Les cross-overs qu'on n'aurait pas osé imaginer sont souvent les meilleurs. En effet, comment aurions-nous pu prévoir que la série "La parcelle de Blois", jeu d'écriture d'archives potentielles sur l'histoire du 8-10 rue des Juifs à Blois, allait susciter un article aussi proche d'une autre série, "Nos archives", dans laquelle historiennes et historiens dévoilent leurs archives personnelles ? Car, étonnante coïncidence, c'est bien dans un appartement aménagé dans la maison alors dressée de ce numéro 8, rue des Juifs, qu'a habité, après-guerre, l'arrière-grand-mère de Stanley Théry, doctorant en histoire médiévale. À partir d'archives, bien réelles cette fois, et de témoignages de sa famille rassemblés depuis plusieurs années, il raconte l'histoire de Madeleine Théry et de sa détermination à rendre honneur à son fils porté disparu, jeune résistant déporté et, en fait, assassiné.

© Fonds famille Théry

Une bisaïeule au n° 8 rue des Juifs à Blois

J’ai découvert l’existence de mon grand-oncle Pierre Théry à l’âge de 16 ans, en 2008. Comme je préparais le Concours national de la résistance et de la déportation, ma grand-mère a sorti de son bureau une boîte en métal, contenant le vieux portefeuille en cuir de Pierre. Il contenait sa carte d’identité de 1943, des photos de famille, des cartes de visite et surtout, une correspondance entre lui et sa mère Madeleine, mon arrière-grand-mère. Ces lettres avaient été écrites pendant qu’il était en prison à Blois, au printemps 1944, avant sa déportation en camp de concentration, d’où il n’était jamais revenu. Quand j’ai découvert ces archives, je me suis contenté de la légende familiale : Pierre avait été arrêté pour avoir imprimé des tracts communistes, avait été dénoncé et était mort à cause de cela, ce qui faisait de lui un héros. Il a fallu attendre 2013 pour que je commence vraiment à m’intéresser à l’histoire de Pierre. À 21 ans, je venais de terminer ma première année de Master en histoire médiévale, durant laquelle j’avais découvert le fonctionnement des archives publiques et m’étais exercé aux méthodes de la recherche. J’éprouvais désormais l’irrésistible envie d’en savoir plus sur Pierre, de connaître les tenants et aboutissants de son arrestation et de sa déportation. C’était alors un long voyage dans l’histoire familiale qui commençait pour moi, devant aboutir à la rédaction de la biographie de Pierre, toujours en cours.

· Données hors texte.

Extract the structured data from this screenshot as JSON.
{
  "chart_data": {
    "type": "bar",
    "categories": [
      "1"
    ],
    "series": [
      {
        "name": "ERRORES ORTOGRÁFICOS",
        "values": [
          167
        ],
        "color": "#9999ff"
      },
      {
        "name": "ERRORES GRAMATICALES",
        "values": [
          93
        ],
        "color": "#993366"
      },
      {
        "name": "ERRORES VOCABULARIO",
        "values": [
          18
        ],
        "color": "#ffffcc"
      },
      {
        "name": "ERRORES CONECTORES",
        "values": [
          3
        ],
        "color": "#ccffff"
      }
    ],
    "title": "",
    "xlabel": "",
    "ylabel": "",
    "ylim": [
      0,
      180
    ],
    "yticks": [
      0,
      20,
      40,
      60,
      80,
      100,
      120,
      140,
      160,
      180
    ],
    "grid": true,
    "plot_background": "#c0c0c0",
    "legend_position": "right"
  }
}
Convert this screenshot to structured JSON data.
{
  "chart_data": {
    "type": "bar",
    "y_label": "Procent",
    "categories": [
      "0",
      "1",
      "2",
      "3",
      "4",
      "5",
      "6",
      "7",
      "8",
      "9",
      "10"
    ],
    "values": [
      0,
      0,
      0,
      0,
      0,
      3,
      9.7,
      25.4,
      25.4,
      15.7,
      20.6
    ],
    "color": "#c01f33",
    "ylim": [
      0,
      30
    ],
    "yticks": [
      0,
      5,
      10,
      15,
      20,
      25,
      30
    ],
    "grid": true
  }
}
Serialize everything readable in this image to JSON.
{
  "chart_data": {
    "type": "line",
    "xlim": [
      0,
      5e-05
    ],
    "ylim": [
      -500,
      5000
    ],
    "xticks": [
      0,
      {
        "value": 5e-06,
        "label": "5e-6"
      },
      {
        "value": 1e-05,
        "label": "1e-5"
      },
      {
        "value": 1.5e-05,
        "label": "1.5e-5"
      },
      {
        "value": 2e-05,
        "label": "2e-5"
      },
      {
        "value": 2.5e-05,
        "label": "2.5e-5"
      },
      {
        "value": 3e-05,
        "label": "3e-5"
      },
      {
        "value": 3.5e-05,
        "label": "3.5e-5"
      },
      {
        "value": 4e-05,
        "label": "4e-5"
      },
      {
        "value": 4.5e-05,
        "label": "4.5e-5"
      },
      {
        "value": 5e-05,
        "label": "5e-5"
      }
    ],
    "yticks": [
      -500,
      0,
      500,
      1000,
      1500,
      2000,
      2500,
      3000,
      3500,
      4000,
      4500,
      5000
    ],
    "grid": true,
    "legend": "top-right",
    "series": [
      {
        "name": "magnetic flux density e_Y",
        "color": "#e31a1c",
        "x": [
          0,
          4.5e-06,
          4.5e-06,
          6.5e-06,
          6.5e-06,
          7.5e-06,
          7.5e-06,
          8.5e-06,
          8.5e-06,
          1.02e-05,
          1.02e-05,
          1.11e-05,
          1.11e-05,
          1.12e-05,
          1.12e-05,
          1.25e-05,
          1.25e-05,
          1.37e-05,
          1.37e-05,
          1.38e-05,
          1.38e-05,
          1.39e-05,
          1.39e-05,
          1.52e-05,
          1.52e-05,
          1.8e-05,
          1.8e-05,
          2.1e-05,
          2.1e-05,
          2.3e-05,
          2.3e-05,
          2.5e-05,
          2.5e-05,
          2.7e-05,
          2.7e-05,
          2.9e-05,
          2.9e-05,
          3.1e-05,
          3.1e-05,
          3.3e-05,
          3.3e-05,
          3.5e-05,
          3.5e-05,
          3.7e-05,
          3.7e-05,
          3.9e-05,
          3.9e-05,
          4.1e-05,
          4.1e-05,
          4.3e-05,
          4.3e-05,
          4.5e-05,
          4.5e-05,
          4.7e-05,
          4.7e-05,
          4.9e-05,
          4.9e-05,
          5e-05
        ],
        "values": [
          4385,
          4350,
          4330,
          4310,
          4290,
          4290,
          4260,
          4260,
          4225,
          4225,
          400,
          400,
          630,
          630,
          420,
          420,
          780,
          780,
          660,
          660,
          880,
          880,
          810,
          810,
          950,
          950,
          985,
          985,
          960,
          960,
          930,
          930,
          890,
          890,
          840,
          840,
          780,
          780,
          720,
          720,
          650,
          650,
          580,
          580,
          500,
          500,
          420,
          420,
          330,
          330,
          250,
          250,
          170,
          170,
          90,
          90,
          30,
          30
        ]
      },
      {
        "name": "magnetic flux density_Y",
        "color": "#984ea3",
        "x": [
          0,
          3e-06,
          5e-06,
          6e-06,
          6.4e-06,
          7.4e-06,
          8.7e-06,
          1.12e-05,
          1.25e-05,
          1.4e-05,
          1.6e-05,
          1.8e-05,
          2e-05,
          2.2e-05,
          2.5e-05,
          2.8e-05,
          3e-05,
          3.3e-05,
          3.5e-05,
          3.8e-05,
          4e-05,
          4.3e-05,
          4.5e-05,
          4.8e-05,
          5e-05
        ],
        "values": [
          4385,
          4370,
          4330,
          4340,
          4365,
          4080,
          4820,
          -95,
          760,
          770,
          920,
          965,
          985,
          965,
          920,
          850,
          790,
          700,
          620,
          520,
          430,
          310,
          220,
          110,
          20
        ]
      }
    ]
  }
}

Pour réaliser mon objectif, je me suis confronté aux archives contemporaines conservées dans les fonds départementaux, depuis le Loir-et-Cher jusqu’au Nord, mais aussi dans les fonds nationaux au Service Historique de la Défense et internationaux à Arolsen. J’ai interrogé aussi nombre de témoins dans ma famille et parmi les proches de Pierre. En recoupant les sources écrites et orales, je suis parvenu à reconstituer le parcours de mon grand-oncle, de sa naissance dans le Pas-de-Calais en 1925 jusqu’à sa disparition dans le système concentrationnaire en 1945, dans la nuit et le brouillard en tant que déporté « NN ». J’avais déconstruit un héros pour retrouver un jeune homme, victime du totalitarisme nazi à l’âge de 20 ans ; un jeune homme qui n’est d’ailleurs pas sans faire penser à celui auquel Sébastien Malaprade avait consacré un article dans Entre-Temps.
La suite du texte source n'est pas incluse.